Dans les musiques extrêmes, on peut parfois avoir le sentiment que certains artistes produisent un album juste pour faire un album et compléter leur discographie, sans réellement en donner un sens profond, en somme. A contrario, des artistes délivrent un véritable travail de fond, tourné autour d’un concept en proposant une approche singulière – et parfois exigeante – de leur œuvre. Alors quand le groupe suisse Schammasch propose son triple album Triangle, on peut forcément être intrigué mais aussi se laisser impressionner à l’idée de s’élancer à l’écoute d’un album de cent minutes de metal avant-gardiste. Cependant, avec cet opus, nous ne sommes pas dans la simple écoute d’un album, mais d’avantage dans l’expérience d’une évasion spirituelle à travers la musique, puisque le combo propose de dresser le tableau des trois étapes menant l’homme à l’état d’être accompli.
Le point de départ de ce voyage sera la mort, pas necessairement physique mais en tant que symbole du changement, dans sa nature violente et brutale, incarnée ici par le premier disque, The Process Of Dying. Le morceau instrumental d’ouverture « Crepusculum » annonce dès ses premières notes l’ambiance mélancolique qui plane tout au long de l’opus. La souffrance semble s’illustrer musicalement par une alternance permanente entre rythmes lents et rapides, et entre des vocaux black et des chants clairs introspectifs. L’auditeur est alors plongé dans un dialogue intérieur, conflictuel entre l’esprit et le corp, entre un besoin de sécurité et l’insécurité intrinsèque de notre condition terrestre – illustré par exemple par les paroles hurlées « De la chair, à la terre », en français, qui ouvrent « Consensus ». L’homme se sent dépassé, en perte totale de contrôle, ce qu’il devra finir par accepter. Sentiment mis en avant par cette musique difficile à saisir par sa complexité qui nous échappe. Et si Schammasch peint un tableau riche en couleurs sombres et extrêmes, du black metal au doom, une parenté peut se faire parfois sentir avec un groupe tel que Rotting Christ mais aussi et surtout avec l’oeuvre d’un autre artiste suisse : Tom G. Warrior (Triptykon, Celtic Frost, Hellhammer).
La deuxième partie de l’album, Metaflesh, est à prendre comme un entre deux, un équilibre entre l’esprit et la chair. L’approche est davantage atmosphérique voire psychédélique, avec des chants clairs bien plus présent, y compris des voix parlées et même liturgiques (« Satori »), et des rythmes et percussions tribaux appuyant le propos ésotérique. On entend également des riffs de guitares mélodiques parfois au parfum pink floydien, en particulier sur « Above The Stars », saisissant par ses leads qui évoquent la délicatesse de David Gilmour, sa tournure progressive et son contraste entre ambiances planante et grandiose, portées par la voix poignante de Chris S.R.. Si cette deuxième partie débute de façon rampante, pesante, et établit un lien avec la première à travers l’agonie puis la violence, elle s’achève par la chanson « Conclusion » sur une base acoustique, délivrant un sentiment apaisé, toujours pensé dans un esprit de transition.

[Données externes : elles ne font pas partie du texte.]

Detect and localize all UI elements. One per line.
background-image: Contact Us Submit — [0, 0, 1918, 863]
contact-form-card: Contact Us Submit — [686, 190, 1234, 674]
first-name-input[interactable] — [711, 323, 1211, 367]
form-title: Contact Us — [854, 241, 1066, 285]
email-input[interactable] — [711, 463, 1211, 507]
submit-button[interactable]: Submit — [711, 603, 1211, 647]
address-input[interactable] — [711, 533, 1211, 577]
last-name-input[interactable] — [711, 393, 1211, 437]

The Supernal Clear Light Of The Void, troisième partie de Triangle, conclut le voyage spirituel. L’esprit ne fait plus qu’un avec l’espace céleste. Il n’est plus vraiment question de metal à proprement parlé ici, mais plutôt de dark ambient, faisant penser à Wardruna notamment. Elle est construite de fresques sonores qui se relient les unes aux autres, comme l’évidence d’une continuité naturelle, d’une unité, composées de divers instruments à cordes ou à vent, percussions, effets de voix, du clavier, etc. « Maelstorm » peindra ainsi une certaine diversité d’atmosphères, en passant par des sonorités occultes, puis une phase de silence mystique avant une montée en puissance cathartique et de s’achever sur des guitares acoustiques et chants féminins envoûtants. L’album se termine dans une ambiance sombre et mortifère similaire à son ouverture, ainsi la boucle est bouclée, les trois gongs marquant la fin du voyage.
Schammasch délivre un travail poussé et riche, de par son concept et sa musique, jusqu’à l’imagerie de son artwork. Difficile de rendre justice à une œuvre aussi consistante et profonde en quelques mots, mais il est surtout question de ressenti pour l’auditeur et d’une expérience singulière. Chaque disque propose un univers unique et sera vécu différemment par chacun, avec ses propres images, peut-être même en fonction de son propre rapport à la spiritualité. Ce triple album suggère de l’écouter attentivement, d’y consacrer du temps pour l’appréhender et même de s’y préparer afin de plonger corps et âme dans ses fascinants abîmes.
Album Triangle, sorti le 29 avril 2016 via Prosthetic Records.